Met het veranderende klimaat neemt het belang van oppervlaktewater toe. Veel vaarwegen vormen een belangrijke schakel in het waternet van Nederland. Ze kunnen door het bergen en transporteren van water overlast helpen voorkomen. Hier liggen kansen om historische elementen te betrekken bij hedendaagse ontwikkelingen. Afgedamde of gedempte waterlopen bieden nu mogelijkheden voor extra watertransport en waterberging. Ze hebben als voordeel boven nieuw te graven wateren, dat ze doorgaans minder investeringen behoeven om de waterhuishouding aan te passen. Bovendien sluiten ze aan op de historische infrastructuur van het gebied.

Naast waterberging liggen er ook kansen op het recreatieve vlak voor waterwegen die buiten gebruik van de beroepsvaart zijn geraakt. Met beperkte aanpassingen kunnen die een nieuwe functie krijgen ten behoeve van vormen van waterrecreatie, als kanoën of pleziervaart.

Een voorbeeld van reeds uitgevoerd beheer

“Visualiseer het door burgers te kiezen ontwerp goed”

Wiebe Brandsma, beleidsmedewerker en projectleider recreatie & toerisme bij de provincie Groningen is al jaren betrokken bij het project Van Turfvaart naar Toervaart.
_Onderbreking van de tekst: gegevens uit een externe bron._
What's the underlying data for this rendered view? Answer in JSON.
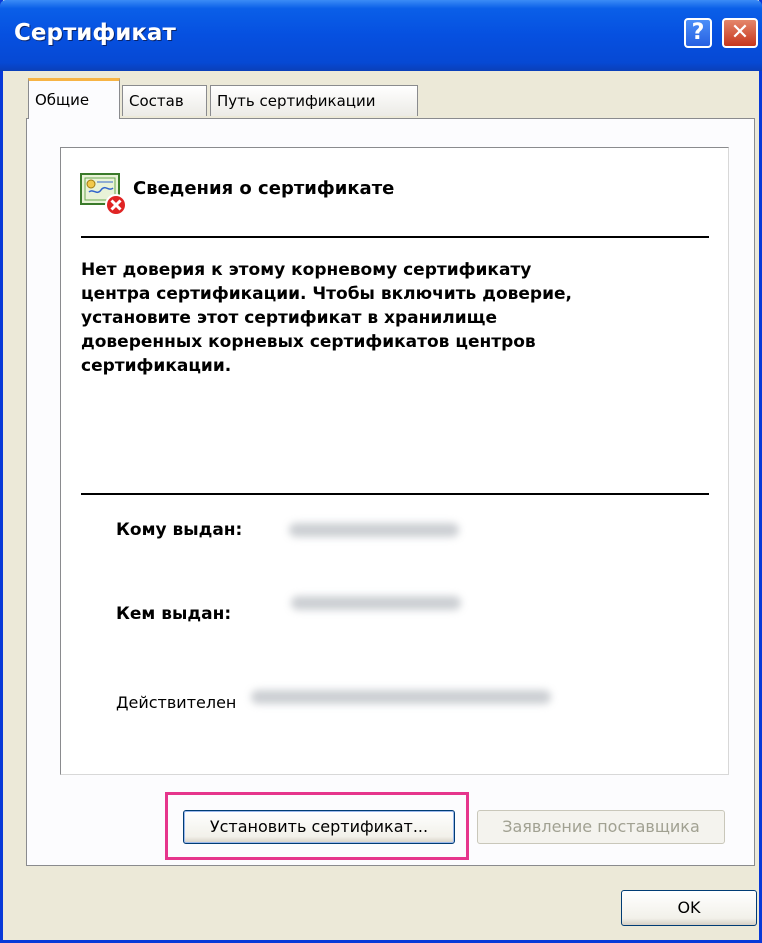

Waar Oost-Groningen grenst aan Drenthe, strekken de veenkoloniën zich uit. Om het imago van dit gebied te versterken en de economie via toerisme nieuw leven in te blazen, is besloten verschillende veenkoloniale vaarwegen in ere te herstellen. De kanalen, de ruggengraat waaruit het veenkoloniale landschap is ontstaan, krijgen daarmee weer een zichtbare functie. De eerste etappe van het herstelplan, de vaarverbinding tussen het Zuidlaardermeer en Bareveld, is in 2008 gerealiseerd.

Cultuurhistorische aspecten te over hier?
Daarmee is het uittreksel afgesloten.